Diabetes Treatment Linked to Increased Risk of Vitamin B12 Deficiency

Great article by Steve Duffy

Long-term use of metformin may increase the risk of vitamin B12 deficiency and possibly other complications (anemia, neuropathy). These findings come from the Diabetes Prevention Program/Diabetes (DPP)/Diabetes Prevention Program Outcomes Study (DPPOS) and were published in The Journal of Clinical Endocrinology and Metabolism. This is the largest study of its kind to investigate the correlation between B12 levels and metformin.

The participants met the criteria of impaired glucose tolerance and fasting blood glucose 95 to 125mg/dL who were at least 25-years of age and had a BMI of 25kg/m2 or higher. They were assigned to a placebo group (n=902), or a metformin group at 850mg twice daily (n=898). The remaining participants were enrolled in an intensive lifestyle program (ILS).

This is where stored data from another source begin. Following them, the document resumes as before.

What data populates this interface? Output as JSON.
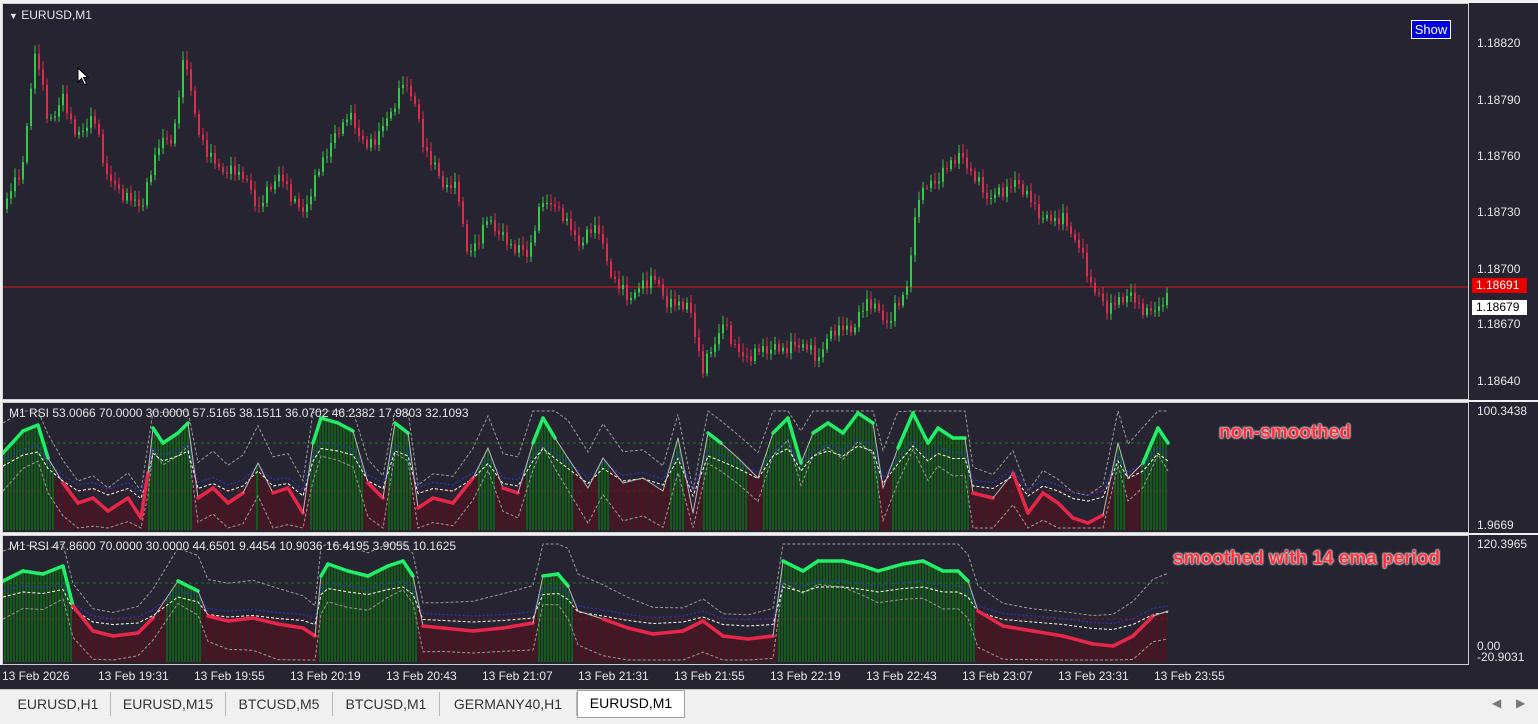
{
  "symbol_label": "EURUSD,M1",
  "show_button": "Show",
  "main": {
    "price_ticks": [
      "1.18820",
      "1.18790",
      "1.18760",
      "1.18730",
      "1.18700",
      "1.18670",
      "1.18640"
    ],
    "current_price_red": "1.18691",
    "current_price_white": "1.18679",
    "colors": {
      "bull": "#2ecc40",
      "bear": "#e0294b",
      "hline": "#d11a1a"
    }
  },
  "rsi1": {
    "label": "M1 RSI  53.0066 70.0000 30.0000 57.5165 38.1511 36.0702 46.2382 17.9803 32.1093",
    "axis_top": "100.3438",
    "axis_bottom": "1.9669",
    "annotation": "non-smoothed"
  },
  "rsi2": {
    "label": "M1 RSI  47.8600 70.0000 30.0000 44.6501 9.4454 10.9036 16.4195 3.9055 10.1625",
    "axis_top": "120.3965",
    "axis_mid": "0.00",
    "axis_bottom": "-20.9031",
    "annotation": "smoothed with 14 ema period"
  },
  "time_ticks": [
    "13 Feb 2026",
    "13 Feb 19:31",
    "13 Feb 19:55",
    "13 Feb 20:19",
    "13 Feb 20:43",
    "13 Feb 21:07",
    "13 Feb 21:31",
    "13 Feb 21:55",
    "13 Feb 22:19",
    "13 Feb 22:43",
    "13 Feb 23:07",
    "13 Feb 23:31",
    "13 Feb 23:55"
  ],
  "tabs": [
    {
      "label": "EURUSD,H1",
      "active": false
    },
    {
      "label": "EURUSD,M15",
      "active": false
    },
    {
      "label": "BTCUSD,M5",
      "active": false
    },
    {
      "label": "BTCUSD,M1",
      "active": false
    },
    {
      "label": "GERMANY40,H1",
      "active": false
    },
    {
      "label": "EURUSD,M1",
      "active": true
    }
  ],
  "icons": {
    "pane_menu": "triangle-down-icon",
    "cursor": "mouse-pointer-icon",
    "scroll_left": "chevron-left-icon",
    "scroll_right": "chevron-right-icon"
  }
}
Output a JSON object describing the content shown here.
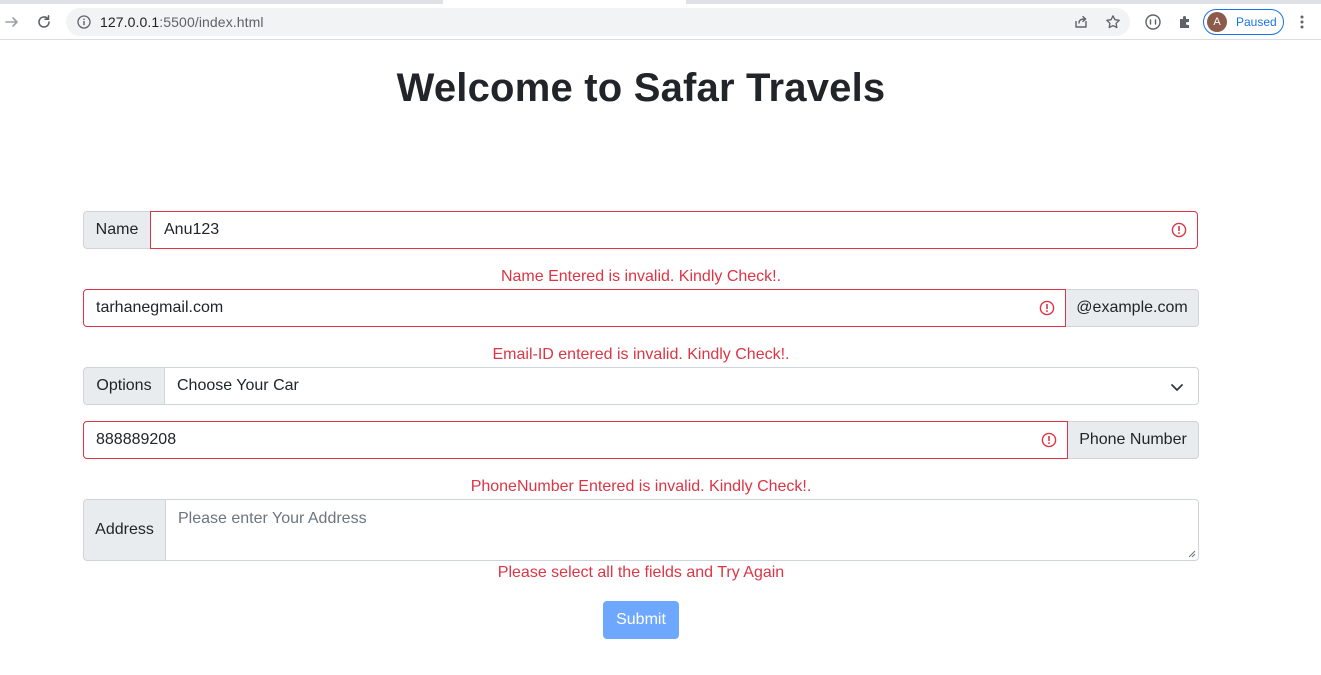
{
  "browser": {
    "url_host": "127.0.0.1",
    "url_path": ":5500/index.html",
    "profile_initial": "A",
    "profile_status": "Paused"
  },
  "page": {
    "title": "Welcome to Safar Travels"
  },
  "form": {
    "name": {
      "label": "Name",
      "value": "Anu123",
      "error": "Name Entered is invalid. Kindly Check!."
    },
    "email": {
      "value": "tarhanegmail.com",
      "suffix": "@example.com",
      "error": "Email-ID entered is invalid. Kindly Check!."
    },
    "car": {
      "label": "Options",
      "selected": "Choose Your Car"
    },
    "phone": {
      "value": "888889208",
      "suffix": "Phone Number",
      "error": "PhoneNumber Entered is invalid. Kindly Check!."
    },
    "address": {
      "label": "Address",
      "placeholder": "Please enter Your Address"
    },
    "general_error": "Please select all the fields and Try Again",
    "submit_label": "Submit"
  },
  "colors": {
    "invalid": "#dc3545",
    "submit": "#6ea8fe",
    "addon_bg": "#e9ecef"
  }
}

At a 5 year follow-up, mean levels of B12 were 10% lower in the metformin group versus the placebo. The prevalance of B12 deficiency was greater in the metformin group at 4.3% compared to 2.4% for the placebo group (p=0.2), borderline-low vitamin B12 levels were also much higher in the metformin group at 19.1% vs. 9.5% (p<0.01).

Paradoxically, at the year 13 follow-up mean vitamin B12 levels were greater in both groups compared with year 5, yet the prevalence of vitamin B12 deficiency was also greater in year 13 compared with year 5 in each group. Thirty-eight percent and 45% of the metformin and placebo group, respectively, who were deficient at year 5 remained deficient at year 13.

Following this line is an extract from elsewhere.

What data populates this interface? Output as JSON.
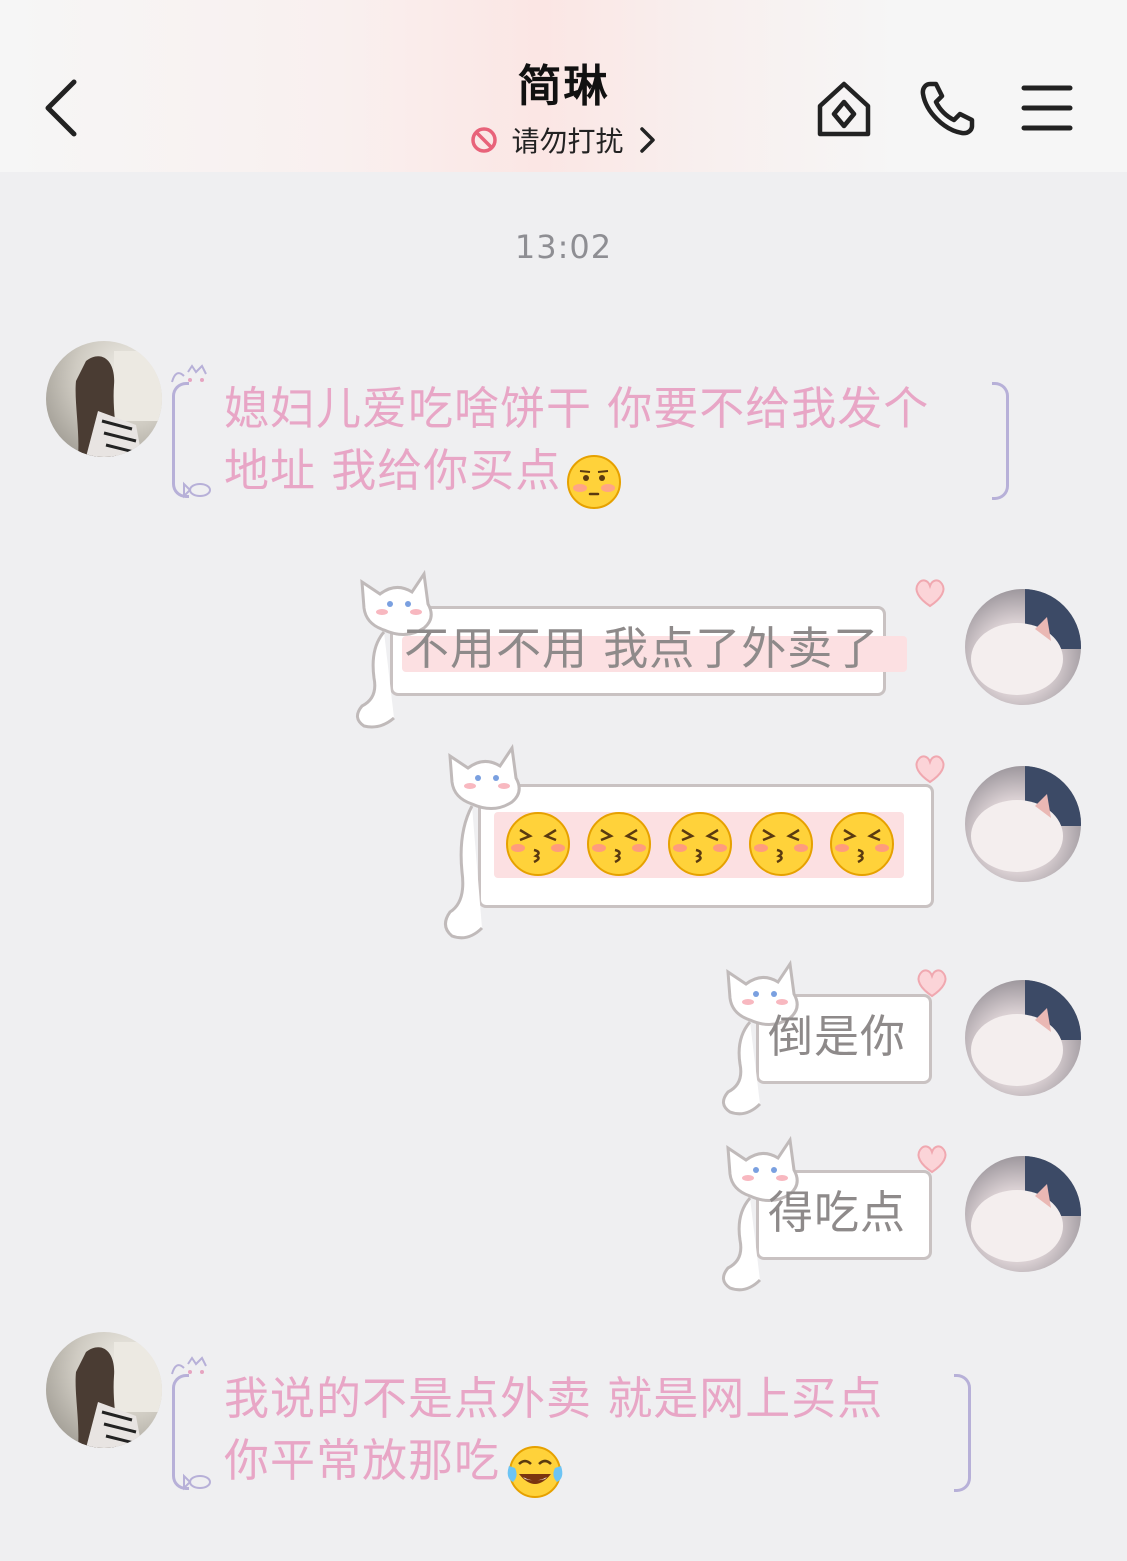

Tellingly, the 2.4% in the placebo group who were vitamin B12 deficienct at year 5 is the exact same percentage as those in the NHANES report who had type 2 diabetes but weren't taking metformin. Additionally, the prevalence of vitamin B12 deficiency in the  metformin group (4.3%) was similar to that seen in the NHANES cross-sectional evaluation of individuals with type 2 diabetes using metformin (5.8%), both at the 5 year follow-up point.

Although the presence of anemia was not different between the two groups at year 5, at the year 13 follow-up there were increases in anemia cases in the metformin group, however the authors note that these increases were nonsignificant.

The currently accepted explanation for the B12 deficiency is caused by the interference of metformin on calcium-dependent membrane action responsible for vitamin B12- intrinsic factor absorption in the terminal ileum. The authors note that although evidence points to metformin exposure creating low B12 levels, assessment of levels in individuals treated with metformin has not been incorporated into practice guidelines.

The authors conclude by stating that “understanding the potential adverse consequences of metformin treatment is essential,” and that “routine measurement of vitamin B12 for metformin-treated individuals should be considered.”